Two consultation papers have been published by the European Securities and Markets Authority (ESMA) on draft regulatory technical standards (RTS) for the clearing of interest rate swaps (IRS) and credit default swaps (CDS).

The European regulator is developing the standards as part of the European Markets Infrastructure Regulation (EMIR), which is aimed reducing systemic risk.

ESMA said it had analysed the two classes of derivative instrument and decided some IRS and CDS classes should be subject to the clearing obligation in central clearing houses (CCPs).

ESMA said it was required to draft the technical standards on the clearing obligation within six months of CCPs being authorised or recognised.

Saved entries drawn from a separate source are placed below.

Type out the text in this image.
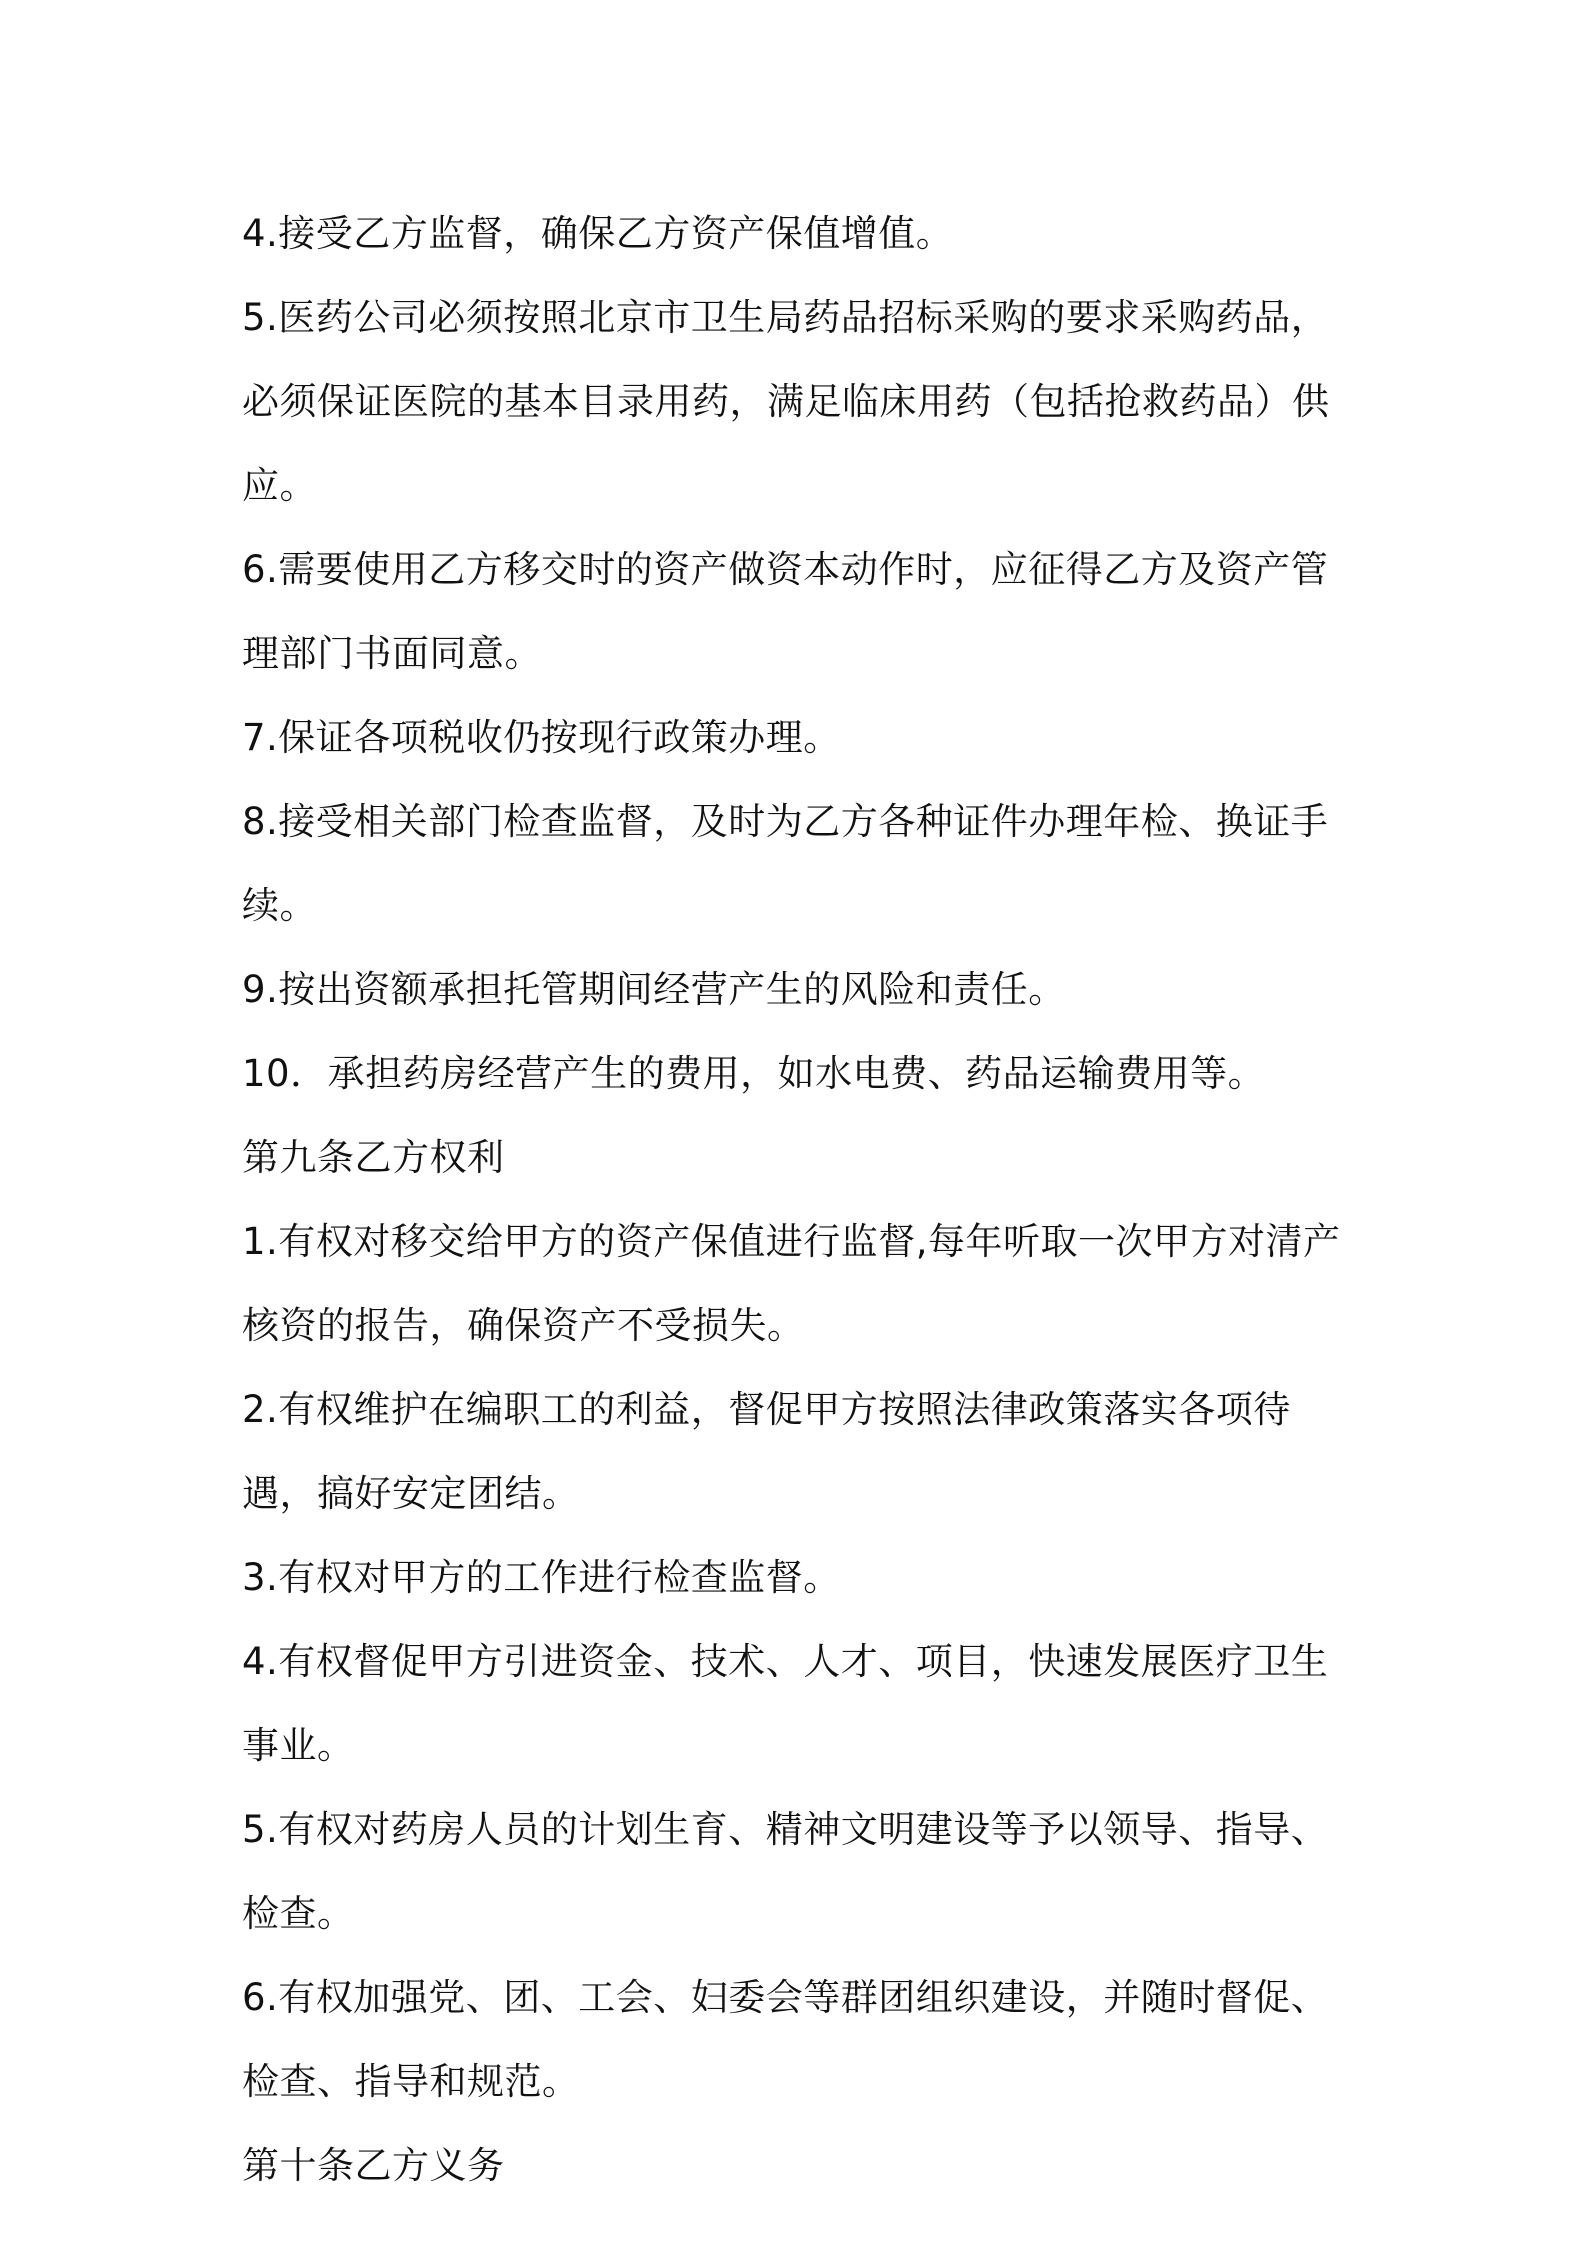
4.接受乙方监督，确保乙方资产保值增值。

5.医药公司必须按照北京市卫生局药品招标采购的要求采购药品，必须保证医院的基本目录用药，满足临床用药（包括抢救药品）供应。

6.需要使用乙方移交时的资产做资本动作时，应征得乙方及资产管理部门书面同意。

7.保证各项税收仍按现行政策办理。

8.接受相关部门检查监督，及时为乙方各种证件办理年检、换证手续。

9.按出资额承担托管期间经营产生的风险和责任。

10．承担药房经营产生的费用，如水电费、药品运输费用等。

第九条乙方权利

1.有权对移交给甲方的资产保值进行监督,每年听取一次甲方对清产核资的报告，确保资产不受损失。

2.有权维护在编职工的利益，督促甲方按照法律政策落实各项待遇，搞好安定团结。

3.有权对甲方的工作进行检查监督。

4.有权督促甲方引进资金、技术、人才、项目，快速发展医疗卫生事业。

5.有权对药房人员的计划生育、精神文明建设等予以领导、指导、检查。

6.有权加强党、团、工会、妇委会等群团组织建设，并随时督促、检查、指导和规范。

第十条乙方义务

Because of the difference in timing of the corresponding CCP authorisations, it said the IRS and CDS classes were covered in two separate papers and consultation periods. 

There was a large overlap between the two to give stakeholders the chance to review them and give feedback at the same time, it said. 

The regulator also said the two consultation papers might be followed by more on other asset classes.

Within IRS, ESMA’s draft standards propose that basis, fixed-to-float, forward-rate agreements and overnight index swaps should be centrally cleared.

Within CDS, European untranched index CDS — for two indices — should be centrally cleared, according to the draft standards.

However, ESMA decided equity and interest-rate futures and options did not need a clearing obligation at this stage.

The IRS consultation paper is open for feedback until 18 August, while the CDS paper is open until 18 September.